Buku kristenisasi berwajah Islam berjudul “Yang Haq dan Yang Batil” yang dilaporkan Rauf Al-Jihadi dari Pamekasan Madura ini hanya mengandalkan tudingan bombastis. Setelah menuding Allah yang disembah umat Islam sebagai Tuhan yang Maha Penipu, pada halaman 23 misionaris menuduh Allah SWT sebagai Tuhan Yang Maha Teroris. Perhatikan kutipannya:

“Allah Penteror atau Teroris; biasa menjatuhkan ketakutan terhadap pihak lain untuk mencapai keinginannya! 

QS. 8:12. “(Ingatlah), ketika Tuhanmu mewahyukan kepada para malaikat: "Sesungguhnya Aku bersama kamu, maka teguhkanlah (pendirian) orang-orang yang telah beriman". Kelak akan Aku jatuhkan rasa ketakutan ke dalam hati orang-orang kafir, maka penggallah kepala mereka dan pancunglah tiap-tiap ujung jari mereka.”

Orang-orang kafir diteror oleh Allah, dan Allah memerintahkan muslim untuk bertindak ganas, melengkapi teror yang telah Allah jatuhkan!”

Itulah tafsir ngawur dan sesat penginjil terhadap Al-Qur'an. Tanpa memperhatikan kaidah dan tidak membaca ayat sebelum dan sesudahnya secara utuh. Lebih-lebih ayat yang dikemukakan hanya dibaca sekilas dan tidak teliti.

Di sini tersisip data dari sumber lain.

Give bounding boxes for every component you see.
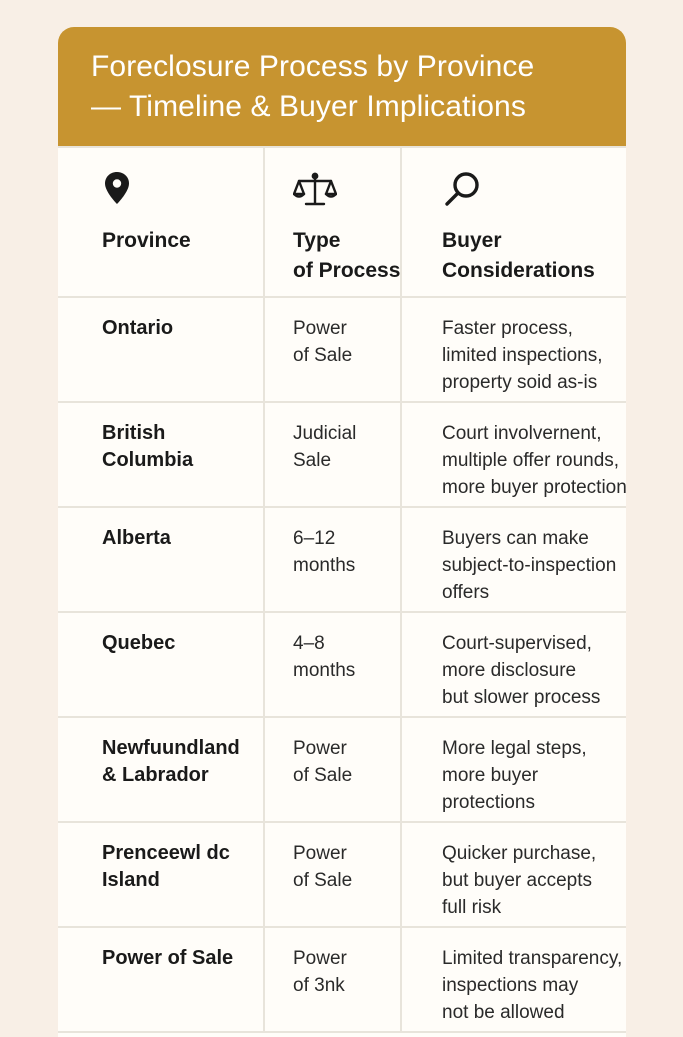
buyer-consideration: More legal steps, [442,738,587,759]
buyer-consideration: Faster process, [442,318,573,339]
table-header-row: Province [58,146,626,298]
buyer-consideration: but buyer accepts [442,870,592,891]
table-row: Alberta 6–12 months Buyers can make subj… [58,506,626,613]
title-line-1: Foreclosure Process by Province [91,50,535,83]
province-name: Power of Sale [102,947,234,969]
buyer-consideration: more disclosure [442,660,577,681]
table-row: Ontario Power of Sale Faster process, li… [58,296,626,403]
magnifier-icon [445,172,479,206]
buyer-consideration: Limited transparency, [442,948,623,969]
buyer-consideration: not be allowed [442,1002,565,1023]
column-label-process-line1: Type [293,229,341,252]
process-type: months [293,555,356,576]
process-type: of 3nk [293,975,345,996]
buyer-consideration: limited inspections, [442,345,603,366]
process-type: months [293,660,356,681]
process-type: 6–12 [293,528,336,549]
buyer-consideration: Court involvernent, [442,423,602,444]
process-type: of Sale [293,870,353,891]
process-type: Power [293,948,347,969]
column-label-province: Province [102,229,191,252]
buyer-consideration: more buyer [442,765,539,786]
column-label-buyer-line2: Considerations [442,259,595,282]
province-name: Alberta [102,527,171,549]
scales-icon [292,172,338,206]
foreclosure-card: Foreclosure Process by Province — Timeli… [58,27,626,1037]
province-name: & Labrador [102,764,209,786]
column-label-buyer-line1: Buyer [442,229,502,252]
table-row: British Columbia Judicial Sale Court inv… [58,401,626,508]
buyer-consideration: Quicker purchase, [442,843,597,864]
process-type: Power [293,318,347,339]
card-header: Foreclosure Process by Province — Timeli… [58,27,626,146]
buyer-consideration: Buyers can make [442,528,589,549]
process-type: Sale [293,450,332,471]
table-row: Power of Sale Power of 3nk Limited trans… [58,926,626,1033]
process-type: Power [293,843,347,864]
table-row: Newfuundland & Labrador Power of Sale Mo… [58,716,626,823]
column-label-process-line2: of Process [293,259,401,282]
buyer-consideration: but slower process [442,687,601,708]
table-row: Prenceewl dc Island Power of Sale Quicke… [58,821,626,928]
header-cell-buyer: Buyer Considerations [400,146,626,298]
province-table: Province [58,146,626,1033]
buyer-consideration: more buyer protection [442,477,626,498]
province-name: Ontario [102,317,174,339]
header-cell-province: Province [58,146,265,298]
province-name: Columbia [102,449,194,471]
buyer-consideration: inspections may [442,975,579,996]
buyer-consideration: subject-to-inspection [442,555,617,576]
process-type: Judicial [293,423,357,444]
buyer-consideration: multiple offer rounds, [442,450,620,471]
buyer-consideration: full risk [442,897,502,918]
province-name: Island [102,869,160,891]
province-name: Prenceewl dc [102,842,230,864]
map-pin-icon [105,172,129,204]
process-type: of Sale [293,765,353,786]
buyer-consideration: protections [442,792,535,813]
table-row: Quebec 4–8 months Court-supervised, more… [58,611,626,718]
process-type: 4–8 [293,633,325,654]
process-type: Power [293,738,347,759]
buyer-consideration: Court-supervised, [442,633,592,654]
process-type: of Sale [293,345,353,366]
province-name: Quebec [102,632,176,654]
buyer-consideration: offers [442,582,490,603]
province-name: British [102,422,166,444]
title-line-2: — Timeline & Buyer Implications [91,90,526,123]
buyer-consideration: property soid as-is [442,372,598,393]
header-cell-process: Type of Process [263,146,402,298]
province-name: Newfuundland [102,737,240,759]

Matanya hanya terpaku pada kalimat “Aku jatuhkan rasa ketakutan ke dalam hati orang-orang kafir,” lalu ayat lainnya diabaikan untuk disimpulkan bahwa Allah adalah Tuhan Yang Maha Teror dalam segala hal.

Padahal ayat ini berkenaan dengan Perang Badar, bukan bicara dalam keadaan aman dan damai.
Realita Perang Badar pada waktu itu, kekuatan bala tentara Islam hanya terdiri sekitar 300 orang, sedang tentara musyrikin melebihi 1.000 orang dengan alat persenjataan yang lebih lengkap.

 
Pada ayat sebelumnya (ayat 9), Allah mengingatkan kaum muslimin tentang pentingnya doa dalam perjuangan. Pertolongan Allah yang diberikan pada saat mereka menghadapi kesulitan dan berusaha untuk mengatasi kesulitan-kesulitan itu dengan jalan berdoa kepada Allah SWT, karena usaha mereka untuk mengatasi kesulitan dengan usaha lahiriah tidak memungkinkan.

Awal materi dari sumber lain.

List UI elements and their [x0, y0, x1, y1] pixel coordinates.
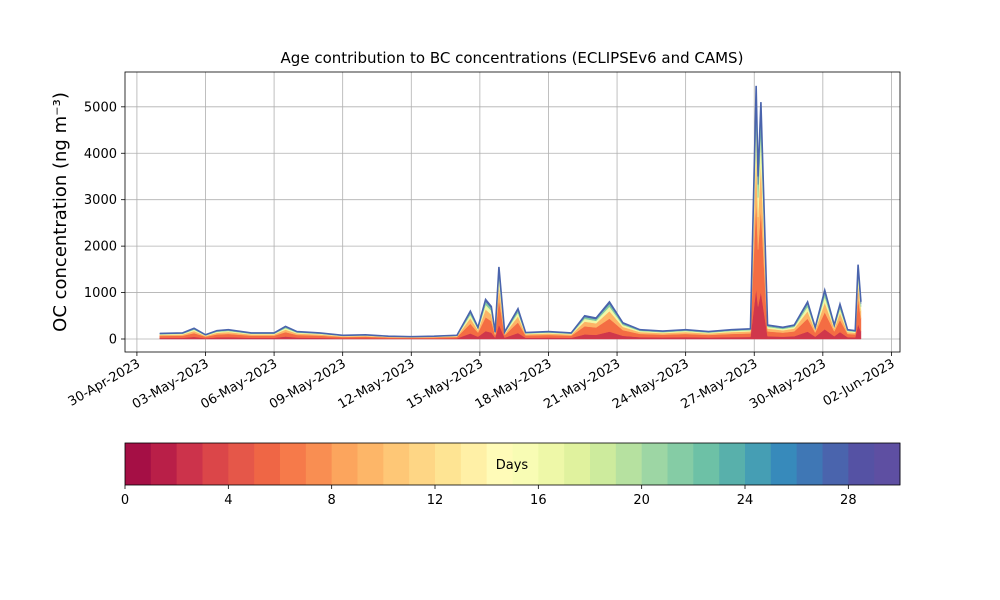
colorbar-swatch — [409, 443, 436, 485]
colorbar-tick-label: 4 — [224, 493, 232, 508]
x-tick-label: 21-May-2023 — [541, 356, 623, 412]
colorbar-tick-label: 12 — [427, 493, 444, 508]
colorbar-swatch — [512, 443, 539, 485]
x-tick-label: 18-May-2023 — [473, 356, 555, 412]
colorbar-swatch — [460, 443, 488, 485]
colorbar-tick-label: 16 — [530, 493, 547, 508]
colorbar-swatch — [280, 443, 307, 485]
colorbar-swatch — [693, 443, 720, 485]
chart-title: Age contribution to BC concentrations (E… — [281, 49, 744, 67]
colorbar-swatch — [615, 443, 643, 485]
colorbar-tick-label: 24 — [737, 493, 754, 508]
colorbar-swatch — [305, 443, 333, 485]
colorbar-tick-label: 8 — [328, 493, 336, 508]
colorbar-swatch — [176, 443, 203, 485]
colorbar-swatch — [770, 443, 798, 485]
y-tick-label: 4000 — [84, 147, 117, 162]
y-axis-label: OC concentration (ng m⁻³) — [50, 92, 71, 332]
x-tick-label: 06-May-2023 — [198, 356, 280, 412]
colorbar-swatch — [486, 443, 513, 485]
y-tick-label: 5000 — [84, 100, 117, 115]
colorbar-swatch — [848, 443, 875, 485]
colorbar-frame — [124, 442, 901, 486]
y-tick-label: 3000 — [84, 193, 117, 208]
colorbar-label: Days — [496, 458, 529, 473]
y-tick-label: 1000 — [84, 286, 117, 301]
x-tick-label: 27-May-2023 — [679, 356, 761, 412]
colorbar-swatch — [357, 443, 384, 485]
plot-frame — [124, 71, 901, 353]
y-tick-label: 0 — [109, 332, 117, 347]
colorbar-swatch — [228, 443, 255, 485]
colorbar-tick-label: 28 — [840, 493, 857, 508]
colorbar-swatch — [667, 443, 694, 485]
colorbar-swatch — [822, 443, 849, 485]
colorbar-swatch — [719, 443, 746, 485]
x-tick-label: 30-May-2023 — [747, 356, 829, 412]
y-tick-label: 2000 — [84, 240, 117, 255]
colorbar-tick-label: 0 — [121, 493, 129, 508]
top-line — [159, 85, 862, 338]
x-tick-label: 09-May-2023 — [267, 356, 349, 412]
colorbar-swatch — [150, 443, 178, 485]
colorbar-swatch — [641, 443, 668, 485]
colorbar-swatch — [125, 443, 152, 485]
colorbar-tick-label: 20 — [633, 493, 650, 508]
colorbar-swatch — [383, 443, 410, 485]
colorbar-swatch — [331, 443, 358, 485]
colorbar-swatch — [435, 443, 462, 485]
colorbar-swatch — [745, 443, 772, 485]
colorbar-swatch — [590, 443, 617, 485]
colorbar-swatch — [254, 443, 281, 485]
colorbar-swatch — [564, 443, 591, 485]
x-tick-label: 03-May-2023 — [130, 356, 212, 412]
colorbar-swatch — [874, 443, 901, 485]
colorbar-swatch — [796, 443, 823, 485]
x-tick-label: 12-May-2023 — [336, 356, 418, 412]
x-tick-label: 15-May-2023 — [404, 356, 486, 412]
x-tick-label: 24-May-2023 — [610, 356, 692, 412]
colorbar-swatch — [538, 443, 565, 485]
x-tick-label: 02-Jun-2023 — [821, 356, 898, 409]
colorbar-swatch — [202, 443, 229, 485]
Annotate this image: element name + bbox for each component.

“Ingatlah, ketika kamu memohon pertolongan kepada Tuhanmu, lalu diperkenankan-Nya bagimu: “Sesungguhnya Aku akan mendatangkan bala bantuan kepada kamu dengan seribu malaikat yang datang berturut-turut” (Qs. Al-Anfal 9).

Menghadapi betapa besar kesulitan dan kendala teknis kaum muslimin dalam Perang Badar, Rasulullah SAW menghadap kiblat dan ia menadahkan tangannya ke atas lalu berdoa kepada Allah SWT:

"Ya Tuhanku, penuhilah apa yang telah Engkau janjikan kepadaku. Ya Allah, apabila sekelompok kecil dari pemeluk agama Islam ini Engkau kalahkan, tentu Engkau tidak disembah lagi di bumi ini." Nabi terus berdoa kepada Tuhan dengan cara menadahkan tangannya ke atas sambil menghadap kiblat sampai serbannya jatuh. (HR Bukhari dan Muslim dari Abu Hurairah RA).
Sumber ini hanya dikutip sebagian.